Зеркало, в котором отразилось какое-то совсем чужое, очень бледное лицо, выскользнуло из рук. Лушу накрыла волной звенящая, рассыпающаяся осколками пустота.
«Завтра они снимаются с якоря, снимаются с якоря», – кружило, вращалось в голове.
Луша открыла глаза.
Она лежала в постели. Мануэла, старая добрая толстуха негритянка в белоснежном переднике, присматривавшая здесь за Лушей, и какой-то незнакомый господин, кажется доктор, стояли рядом, озабоченно глядя на неё.
Спросила, где Лангсдорф. Её огорчили: господин консул уехали к министру и вернутся поздно.
Вставать не велели. Господин доктор пощупал пульс и, удовлетворённо кивнув, удалился. Добрая толстуха Мануэла присела у постели. Она гладила Лушин ёжик, нараспев утешая девочку: «Всё будет хорошо, скоро и локоны твои отрастут, и новые красивые платья у тебя будут…»
Луша лежала молча, пытаясь собраться с мыслями.
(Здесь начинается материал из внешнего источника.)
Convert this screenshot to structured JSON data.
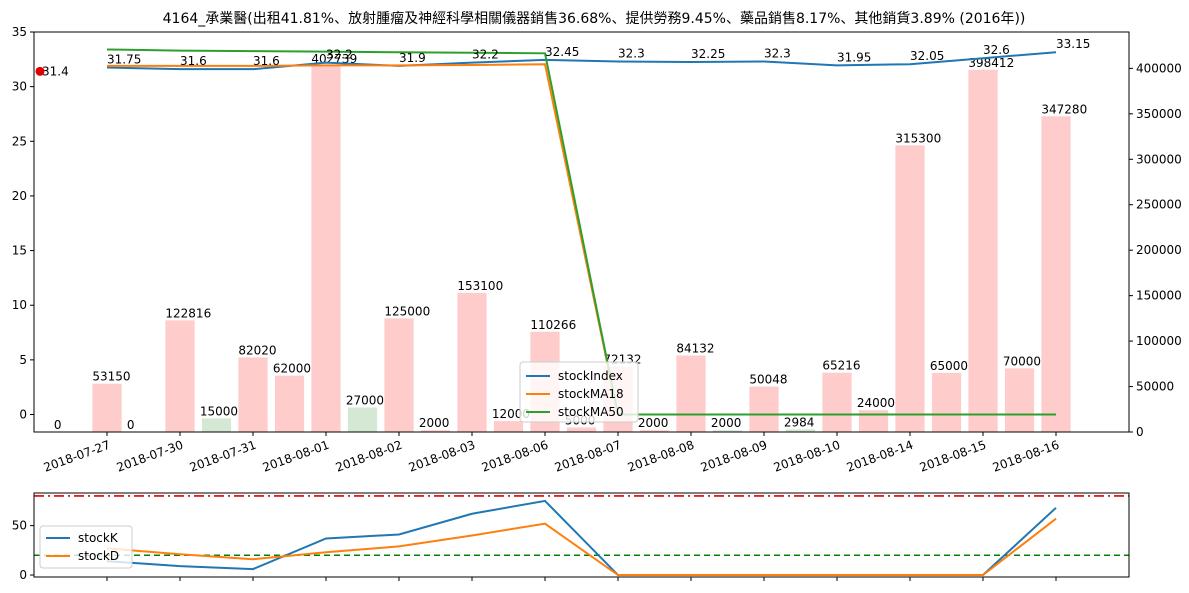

Платья… Завтра с утра и впрямь должны были доставить платья, заказанные для Луши у портного. А после обеда был назначен отъезд в имение Лангсдорфа, где-то на побережье. Туда же ближе к декабрю собирался переехать и сам консул. По уверениям консула, тамошний климат был более благоприятен для здоровья, а декабрьско-январская жара не столь изнурительна. Следовательно, изучение феномена новой антропологической расы полиглотов происходило бы эффективнее.
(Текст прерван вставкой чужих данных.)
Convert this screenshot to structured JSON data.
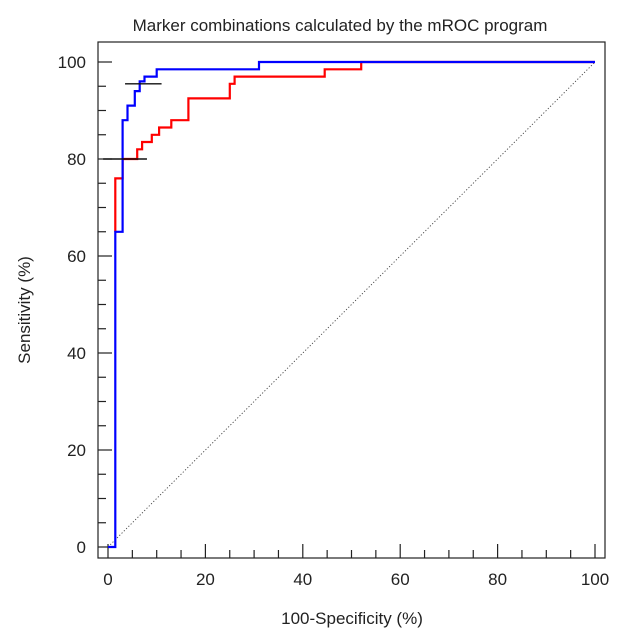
{
  "chart_data": {
    "type": "line",
    "title": "Marker combinations calculated by the mROC program",
    "xlabel": "100-Specificity (%)",
    "ylabel": "Sensitivity (%)",
    "xlim": [
      0,
      100
    ],
    "ylim": [
      0,
      100
    ],
    "xticks": [
      0,
      20,
      40,
      60,
      80,
      100
    ],
    "yticks": [
      0,
      20,
      40,
      60,
      80,
      100
    ],
    "minor_tick_step": 5,
    "grid": false,
    "legend": "none",
    "series": [
      {
        "color": "#0000ff",
        "style": "step",
        "points": [
          [
            0,
            0
          ],
          [
            1.5,
            0
          ],
          [
            1.5,
            65
          ],
          [
            3,
            65
          ],
          [
            3,
            88
          ],
          [
            4,
            88
          ],
          [
            4,
            91
          ],
          [
            5.5,
            91
          ],
          [
            5.5,
            94
          ],
          [
            6.5,
            94
          ],
          [
            6.5,
            96
          ],
          [
            7.5,
            96
          ],
          [
            7.5,
            97
          ],
          [
            10,
            97
          ],
          [
            10,
            98.5
          ],
          [
            31,
            98.5
          ],
          [
            31,
            100
          ],
          [
            100,
            100
          ]
        ]
      },
      {
        "color": "#ff0000",
        "style": "step",
        "points": [
          [
            1.5,
            65
          ],
          [
            1.5,
            76
          ],
          [
            3,
            76
          ],
          [
            3,
            80
          ],
          [
            6,
            80
          ],
          [
            6,
            82
          ],
          [
            7,
            82
          ],
          [
            7,
            83.5
          ],
          [
            9,
            83.5
          ],
          [
            9,
            85
          ],
          [
            10.5,
            85
          ],
          [
            10.5,
            86.5
          ],
          [
            13,
            86.5
          ],
          [
            13,
            88
          ],
          [
            16.5,
            88
          ],
          [
            16.5,
            92.5
          ],
          [
            25,
            92.5
          ],
          [
            25,
            95.5
          ],
          [
            26,
            95.5
          ],
          [
            26,
            97
          ],
          [
            44.5,
            97
          ],
          [
            44.5,
            98.5
          ],
          [
            52,
            98.5
          ],
          [
            52,
            100
          ],
          [
            100,
            100
          ]
        ]
      }
    ],
    "reference_line": {
      "from": [
        0,
        0
      ],
      "to": [
        100,
        100
      ],
      "style": "dotted"
    },
    "cutoff_markers": [
      {
        "x_range": [
          3.5,
          11
        ],
        "y": 95.5
      },
      {
        "x_range": [
          -1,
          8
        ],
        "y": 80
      }
    ]
  }
}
«Завтра они снимаются с якоря», – снова вспомнила Луша и нахмурилась, досадуя на себя за отсутствие выдержки. Надо же было, вместо того чтобы всё спокойно разузнать, грохнуться в обморок! Луша мысленно пообещала себе не совершать подобных оплошностей впредь.
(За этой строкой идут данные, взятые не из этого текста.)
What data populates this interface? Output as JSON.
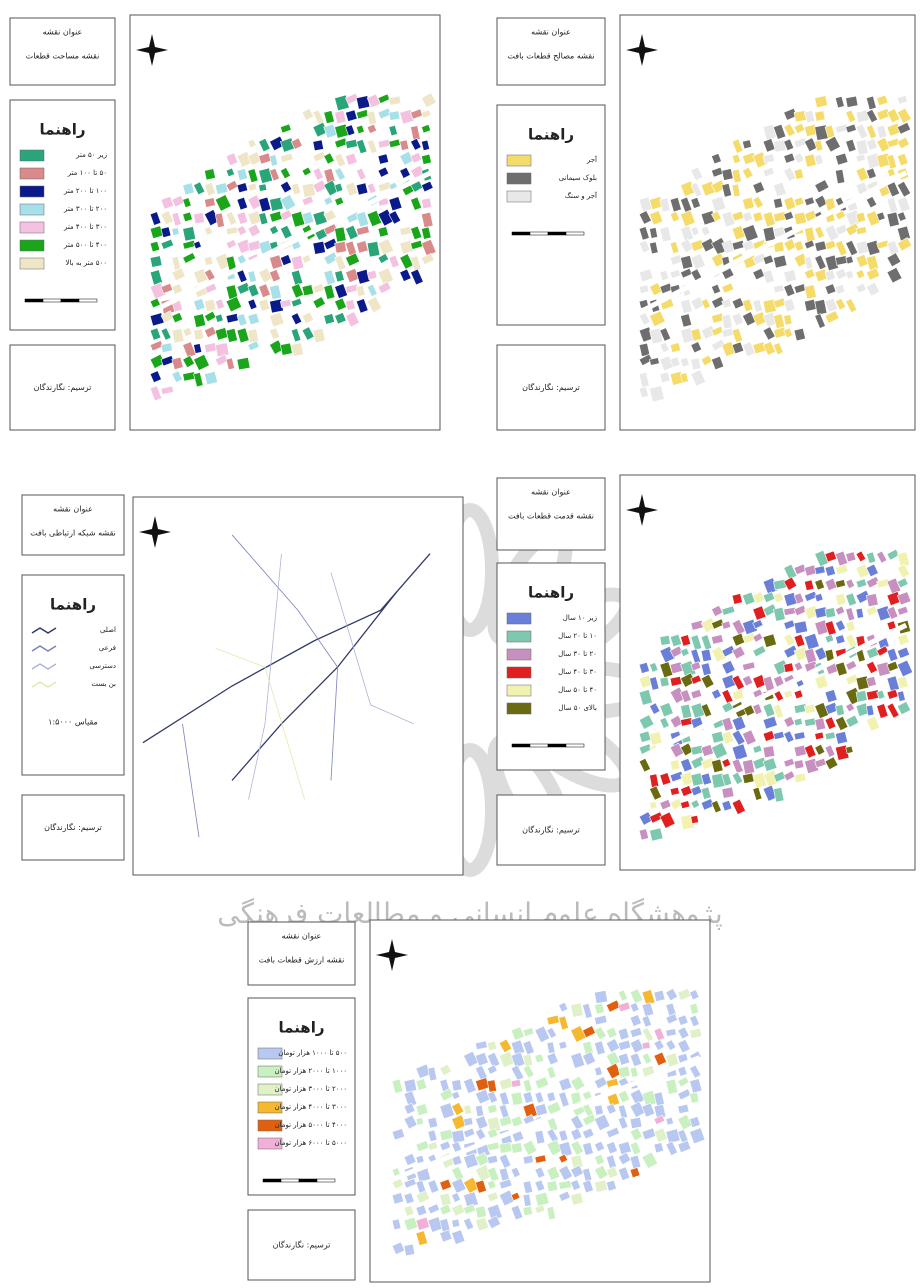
{
  "maps": [
    {
      "title_label": "عنوان نقشه",
      "title": "نقشه مساحت قطعات",
      "legend_title": "راهنما",
      "legend": [
        {
          "label": "زیر ۵۰ متر",
          "color": "#2aa57a"
        },
        {
          "label": "۵۰ تا ۱۰۰ متر",
          "color": "#d98a8a"
        },
        {
          "label": "۱۰۰ تا ۲۰۰ متر",
          "color": "#0a1a8a"
        },
        {
          "label": "۲۰۰ تا ۳۰۰ متر",
          "color": "#a8e0ea"
        },
        {
          "label": "۳۰۰ تا ۴۰۰ متر",
          "color": "#f4c2e0"
        },
        {
          "label": "۴۰۰ تا ۵۰۰ متر",
          "color": "#1aa51a"
        },
        {
          "label": "۵۰۰ متر به بالا",
          "color": "#efe6c8"
        }
      ],
      "credit": "ترسیم: نگارندگان"
    },
    {
      "title_label": "عنوان نقشه",
      "title": "نقشه مصالح قطعات بافت",
      "legend_title": "راهنما",
      "legend": [
        {
          "label": "آجر",
          "color": "#f5dc6a"
        },
        {
          "label": "بلوک سیمانی",
          "color": "#6e6e6e"
        },
        {
          "label": "آجر و سنگ",
          "color": "#e8e8e8"
        }
      ],
      "credit": "ترسیم: نگارندگان"
    },
    {
      "title_label": "عنوان نقشه",
      "title": "نقشه شبکه ارتباطی بافت",
      "legend_title": "راهنما",
      "legend": [
        {
          "label": "اصلی",
          "color": "#333a6a"
        },
        {
          "label": "فرعی",
          "color": "#7a82b8"
        },
        {
          "label": "دسترسی",
          "color": "#b0b4d8"
        },
        {
          "label": "بن بست",
          "color": "#e6e6b0"
        }
      ],
      "scale": "مقیاس ۱:۵۰۰۰",
      "credit": "ترسیم: نگارندگان"
    },
    {
      "title_label": "عنوان نقشه",
      "title": "نقشه قدمت قطعات بافت",
      "legend_title": "راهنما",
      "legend": [
        {
          "label": "زیر ۱۰ سال",
          "color": "#6a80d8"
        },
        {
          "label": "۱۰ تا ۲۰ سال",
          "color": "#7fc8b0"
        },
        {
          "label": "۲۰ تا ۳۰ سال",
          "color": "#c890c0"
        },
        {
          "label": "۳۰ تا ۴۰ سال",
          "color": "#e02020"
        },
        {
          "label": "۴۰ تا ۵۰ سال",
          "color": "#f2f2b0"
        },
        {
          "label": "بالای ۵۰ سال",
          "color": "#6a6a10"
        }
      ],
      "credit": "ترسیم: نگارندگان"
    },
    {
      "title_label": "عنوان نقشه",
      "title": "نقشه ارزش قطعات بافت",
      "legend_title": "راهنما",
      "legend": [
        {
          "label": "۵۰۰ تا ۱۰۰۰ هزار تومان",
          "color": "#b8c8f0"
        },
        {
          "label": "۱۰۰۰ تا ۲۰۰۰ هزار تومان",
          "color": "#c8f0c0"
        },
        {
          "label": "۲۰۰۰ تا ۳۰۰۰ هزار تومان",
          "color": "#e0f0c8"
        },
        {
          "label": "۳۰۰۰ تا ۴۰۰۰ هزار تومان",
          "color": "#f5b830"
        },
        {
          "label": "۴۰۰۰ تا ۵۰۰۰ هزار تومان",
          "color": "#e06010"
        },
        {
          "label": "۵۰۰۰ تا ۶۰۰۰ هزار تومان",
          "color": "#f0b0d8"
        }
      ],
      "credit": "ترسیم: نگارندگان"
    }
  ],
  "watermark": "پژوهشگاه علوم انسانی و مطالعات فرهنگی"
}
Она прикрыла глаза и долго лежала так молча, не двигаясь. Мануэла, видимо решив, что «бедняжка заснула», тихо вышла из комнаты.
Луша подождала ещё немного и решительно откинула лёгкое покрывало.
«Вот опять этот Руська где-то рядом, но мы не вместе», – думала она, выуживая из комода штаны и рубаху, в которые её предполагали переодеть, пока вдруг не выяснилось, что она девочка.
Руки слегка дрожали, но надо было спешить на пристань, пока Руську не сдуло в море. Попутным ветром, ага. Как в прошлый раз, в двенадцатом году, – улетел на воздушном шаре, только она его и видела.
Луша натянула мальчишескую одежду, грустно провела ладонями по стриженой голове. Вспомнила о новых платьях, которые так и не доведётся поносить. Хотела написать записку милому суетливому Лангсдорфу, но побоялась шастать по дому в поисках пера, чернил и бумаги.
Постояла, перебирая разные вещицы – бусы, цветные пёрышки, шарики из обожжённой глины, которыми здешние бразильские мальчишки метко стреляют из специального лука. Оставила всё, кроме медальона на шёлковом шнурке. И конечно, сунула в карман чудом уцелевший во всех перипетиях перочинный ножичек.
Собравшись, осторожно залезла на подоконник. Подумала о том, как расстроится ласковая Мануэла, вздохнула виновато и бесшумно спрыгнула в сад.